Das Betreuungsangebot von Dr. Loew Soziale Dienstleistungen ist so angelegt, dass es den persönlichen Neigungen, aber auch der Stabilisierung sozialer Bindungen gerecht wird. Es fördert die Motivation und Eigenverantwortung der eingeschränkt handelnden Menschen. Davon überzeugte sich der Illschwanger Gemeinderat beim Besuch.

Die arbeitstherapeutischen Werkstätten im ehemaligen Schulhaus in Bachetsfeld, das zur Firma Dr. Loew Soziale Dienstleistungen gehört, waren Ziel einer Informationstour des Gemeinderats. Der Gedanke, sich intensiv mit der Einrichtung zu befassen, kam nach einer Gemeinderatssitzung, die 2015 im dortigen Aufenthaltsraum stattgefunden hatte. Für den Mai ist die nächste Gemeinderatssitzung in Bachetsfeld geplant.

Interessanter Einblick


Der Leiter der Werkstätten, Florian Dotzler, gab einen interessanten Einblick in das moderne, erfolgreiche soziale Unternehmen, das im bayerischen Raum Menschen mit geistigen, psychischen und körperlichen Einschränkungen unterstützt. Derzeit werden in 110 Häusern über 1800 Personen betreut. Damit ist Dr. Loew einer der größten Anbieter für soziale Dienstleistungen in Bayern. Der Gesamtfirmenverbund hat gegenwärtig über 1900 Mitarbeiter.

Das erste Haus wurde 1968 in Neukirchen gegründet. Es hat sich im Laufe der Jahre zu einem familiengeführten Mittelstandsunternehmen mit einer qualitativ und quantitativ hochwertigen Angebotspalette entwickelt. Die Einrichtung sieht es als Auftrag, Menschen mit Hilfebedarf ein förderndes Wohnumfeld und gleichzeitig eine Perspektive mitten in der Gesellschaft zu geben. Daher werden eine Vielzahl an dezentralen, gemeindenahen und ganzheitlichen Wohn-, Arbeits- und Therapiemöglichkeiten geboten. Professionelle Hilfe leistet ein Betreuungsteam, das in hohem Maße flexibel auf individuelle Anforderungen reagieren kann.
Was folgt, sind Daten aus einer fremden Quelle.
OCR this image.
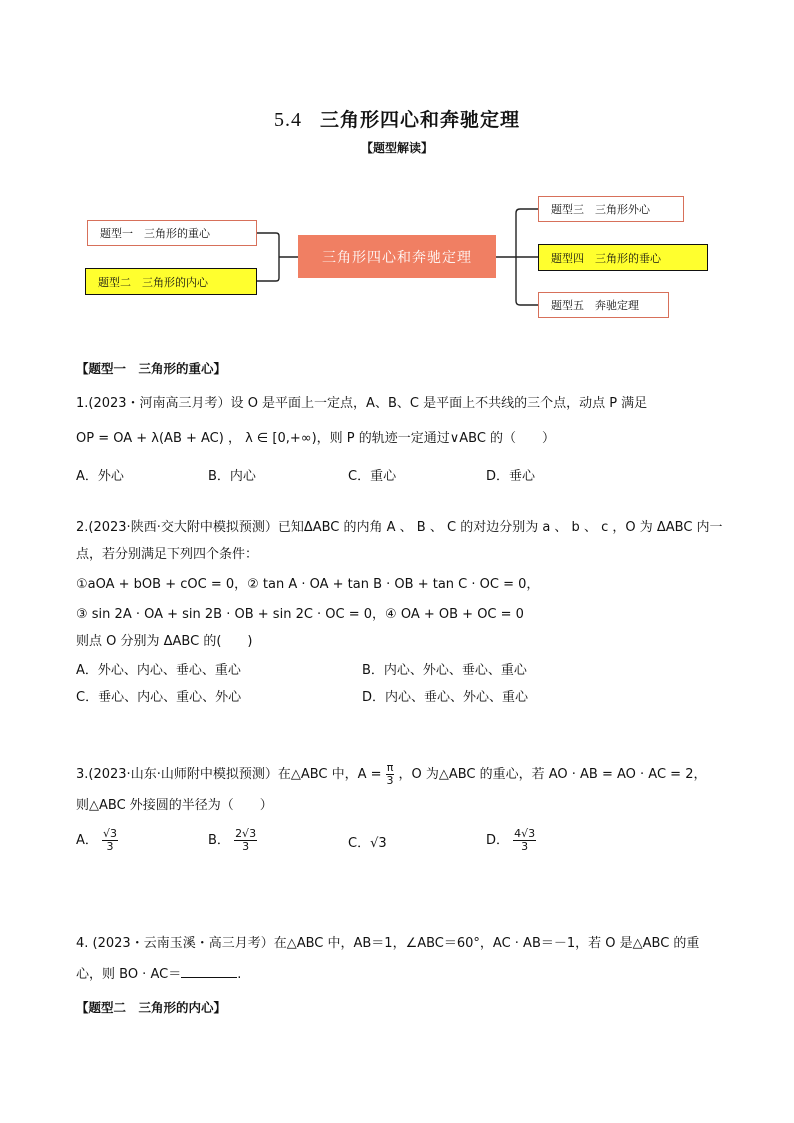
5.4 三角形四心和奔驰定理
【题型解读】
题型一　三角形的重心
题型二　三角形的内心
三角形四心和奔驰定理
题型三　三角形外心
题型四　三角形的垂心
题型五　奔驰定理
【题型一　三角形的重心】
1.(2023・河南高三月考）设 O 是平面上一定点，A、B、C 是平面上不共线的三个点，动点 P 满足
OP = OA + λ(AB + AC) ， λ ∈ [0,+∞)，则 P 的轨迹一定通过∨ABC 的（　　）
A．外心	B．内心	C．重心	D．垂心
2.(2023·陕西·交大附中模拟预测）已知ΔABC 的内角 A 、 B 、 C 的对边分别为 a 、 b 、 c ，O 为 ΔABC 内一
点，若分别满足下列四个条件：
①aOA + bOB + cOC = 0，② tan A · OA + tan B · OB + tan C · OC = 0，
③ sin 2A · OA + sin 2B · OB + sin 2C · OC = 0，④ OA + OB + OC = 0
则点 O 分别为 ΔABC 的(　　)
A．外心、内心、垂心、重心	B．内心、外心、垂心、重心
C．垂心、内心、重心、外心	D．内心、垂心、外心、重心
3.(2023·山东·山师附中模拟预测）在△ABC 中，$A = \frac{\pi}{3}$ ，O 为△ABC 的重心，若 AO · AB = AO · AC = 2，
则△ABC 外接圆的半径为（　　）
A． $\frac{√3}{3}$	B． $\frac{2√3}{3}$	C．√3	D． $\frac{4√3}{3}$
4. (2023・云南玉溪・高三月考）在△ABC 中，AB＝1，∠ABC＝60°，AC · AB＝－1，若 O 是△ABC 的重
心，则 BO · AC＝	.
【题型二　三角形的内心】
Florian Dotzler ging in seinen Ausführungen speziell auf die arbeitstherapeutische Werkstatt in Bachetsfeld ein. Über die Teilnahme an differenzierten Angeboten für Arbeit und Beschäftigung haben die Behinderten mit unterschiedlichem Hilfebedarf die Chance, durch sinnstiftende Leistungen Erfolg und Anerkennung zu erleben. In der Einrichtung in Bachetsfeld werde erwachsenen Menschen mit Einschränkungen eine der Normalität entsprechende zweite Lebenswelt und somit die Teilnahme am gesellschaftlichen und gemeinschaftlichen Leben geboten.

61 Beschäftigte


Die Beschäftigten kommen aus den Wohnheimen in Schwend, Poppberg und Neukirchen. Sie werden in Bussen vormittags zur Arbeit und am Nachmittag wieder nach Hause gebracht. Die Werkstatt gibt es seit 1979. Gegenwärtig sind hier 61 Personen beschäftigt, wobei der Altersdurchschnitt bei 58 Jahren liegt. Manche Beschäftigte sind schon seit Anfang an hier tätig.
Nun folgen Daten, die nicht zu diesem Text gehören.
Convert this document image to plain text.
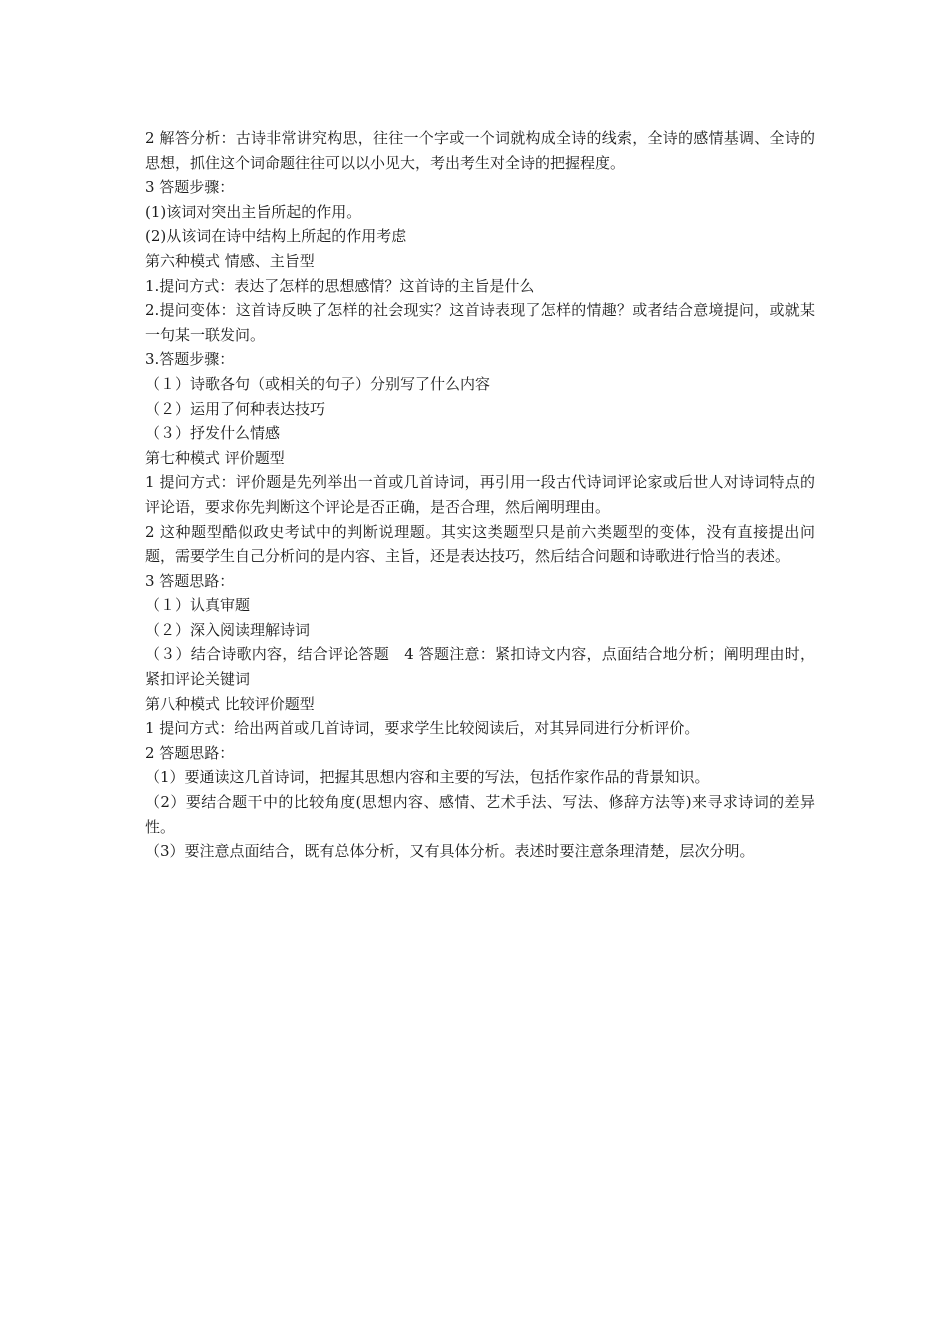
2 解答分析：古诗非常讲究构思，往往一个字或一个词就构成全诗的线索，全诗的感情基调、全诗的思想，抓住这个词命题往往可以以小见大，考出考生对全诗的把握程度。

3 答题步骤：

(1)该词对突出主旨所起的作用。

(2)从该词在诗中结构上所起的作用考虑

第六种模式 情感、主旨型

1.提问方式：表达了怎样的思想感情？这首诗的主旨是什么

2.提问变体：这首诗反映了怎样的社会现实？这首诗表现了怎样的情趣？或者结合意境提问，或就某一句某一联发问。

3.答题步骤：

（１）诗歌各句（或相关的句子）分别写了什么内容

（２）运用了何种表达技巧

（３）抒发什么情感

第七种模式 评价题型

1 提问方式：评价题是先列举出一首或几首诗词，再引用一段古代诗词评论家或后世人对诗词特点的评论语，要求你先判断这个评论是否正确，是否合理，然后阐明理由。

2 这种题型酷似政史考试中的判断说理题。其实这类题型只是前六类题型的变体，没有直接提出问题，需要学生自己分析问的是内容、主旨，还是表达技巧，然后结合问题和诗歌进行恰当的表述。

3 答题思路：

（１）认真审题

（２）深入阅读理解诗词

（３）结合诗歌内容，结合评论答题　4 答题注意：紧扣诗文内容，点面结合地分析；阐明理由时，紧扣评论关键词

第八种模式 比较评价题型

1 提问方式：给出两首或几首诗词，要求学生比较阅读后，对其异同进行分析评价。

2 答题思路：

（1）要通读这几首诗词，把握其思想内容和主要的写法，包括作家作品的背景知识。

（2）要结合题干中的比较角度(思想内容、感情、艺术手法、写法、修辞方法等)来寻求诗词的差异性。

（3）要注意点面结合，既有总体分析，又有具体分析。表述时要注意条理清楚，层次分明。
In fünf individuell ausgestatteten und unterschiedlich konzipierten Arbeitsgruppen werden Lohnaufträge für regionale Firmen ausgeführt. Es handelt sich dabei vorwiegend um Konfektionierungs-, Verpackungs- und Montagearbeiten. Dabei werde sich an den Fähigkeiten und Fertigkeiten der Einzelnen orientiert. Man strebe auch an, neue Kompetenzen im Hinblick auf die Arbeitstätigkeit zu entwickeln.
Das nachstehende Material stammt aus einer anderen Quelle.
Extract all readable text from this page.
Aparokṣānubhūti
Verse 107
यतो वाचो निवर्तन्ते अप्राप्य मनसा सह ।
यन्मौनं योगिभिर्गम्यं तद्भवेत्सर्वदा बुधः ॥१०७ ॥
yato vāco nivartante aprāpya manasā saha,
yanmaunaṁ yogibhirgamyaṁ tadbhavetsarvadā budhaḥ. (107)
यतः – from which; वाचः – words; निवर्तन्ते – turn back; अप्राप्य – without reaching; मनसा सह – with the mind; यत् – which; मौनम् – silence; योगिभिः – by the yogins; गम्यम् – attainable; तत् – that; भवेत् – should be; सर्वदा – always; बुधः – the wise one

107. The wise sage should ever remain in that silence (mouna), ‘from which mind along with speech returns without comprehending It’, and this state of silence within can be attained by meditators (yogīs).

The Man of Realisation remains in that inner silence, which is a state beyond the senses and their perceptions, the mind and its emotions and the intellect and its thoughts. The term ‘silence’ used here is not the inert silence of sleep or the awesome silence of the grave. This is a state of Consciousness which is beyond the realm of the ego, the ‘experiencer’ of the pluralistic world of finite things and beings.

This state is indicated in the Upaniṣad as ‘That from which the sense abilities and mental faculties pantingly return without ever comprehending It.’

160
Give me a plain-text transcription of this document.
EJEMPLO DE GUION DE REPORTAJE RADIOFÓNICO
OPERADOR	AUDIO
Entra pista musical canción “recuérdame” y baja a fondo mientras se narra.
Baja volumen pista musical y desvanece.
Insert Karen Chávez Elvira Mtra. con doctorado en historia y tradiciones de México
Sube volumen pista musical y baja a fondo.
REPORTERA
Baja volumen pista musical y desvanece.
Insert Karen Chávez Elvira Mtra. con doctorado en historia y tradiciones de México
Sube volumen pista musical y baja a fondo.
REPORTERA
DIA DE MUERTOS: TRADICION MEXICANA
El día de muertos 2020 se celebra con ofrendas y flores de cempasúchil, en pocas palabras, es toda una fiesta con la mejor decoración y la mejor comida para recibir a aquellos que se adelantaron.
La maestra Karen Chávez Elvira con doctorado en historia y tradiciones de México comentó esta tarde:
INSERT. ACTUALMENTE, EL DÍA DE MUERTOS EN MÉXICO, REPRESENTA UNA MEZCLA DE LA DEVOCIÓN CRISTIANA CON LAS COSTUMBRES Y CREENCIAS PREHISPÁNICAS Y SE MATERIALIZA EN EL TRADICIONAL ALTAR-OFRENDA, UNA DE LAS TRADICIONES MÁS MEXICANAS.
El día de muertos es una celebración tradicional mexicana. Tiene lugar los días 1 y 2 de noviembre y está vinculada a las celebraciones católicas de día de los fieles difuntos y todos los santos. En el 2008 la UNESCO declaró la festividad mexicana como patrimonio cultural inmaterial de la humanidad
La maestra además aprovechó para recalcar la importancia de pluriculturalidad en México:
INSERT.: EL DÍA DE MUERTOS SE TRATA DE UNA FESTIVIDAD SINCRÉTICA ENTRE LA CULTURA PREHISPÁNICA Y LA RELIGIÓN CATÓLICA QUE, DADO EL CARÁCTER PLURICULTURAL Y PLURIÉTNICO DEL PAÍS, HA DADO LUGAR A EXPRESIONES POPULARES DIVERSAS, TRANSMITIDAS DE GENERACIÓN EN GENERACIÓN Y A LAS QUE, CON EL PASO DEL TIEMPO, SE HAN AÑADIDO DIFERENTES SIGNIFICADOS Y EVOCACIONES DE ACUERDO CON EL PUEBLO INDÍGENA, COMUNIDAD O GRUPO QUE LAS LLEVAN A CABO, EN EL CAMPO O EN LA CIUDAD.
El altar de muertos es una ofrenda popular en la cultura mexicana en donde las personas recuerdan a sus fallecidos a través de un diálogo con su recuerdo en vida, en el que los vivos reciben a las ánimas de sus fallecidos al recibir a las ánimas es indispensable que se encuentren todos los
Hinzu kommen arbeitsbegleitende Maßnahmen, wie zum Beispiel sportlicher, kreativer und musikalischer Art. Entspannungs- und Bildungsangebote umrahmen den Arbeitsprozess. Die Förderung lebenspraktischer, motorischer, kognitiver und kommunikativer Kompetenzen sei hierbei das Ziel. Zum Team in Bachetsfeld gehören Heilerziehungspfleger, Erzieher sowie Fachkräfte zur Arbeits- und Berufsförderung.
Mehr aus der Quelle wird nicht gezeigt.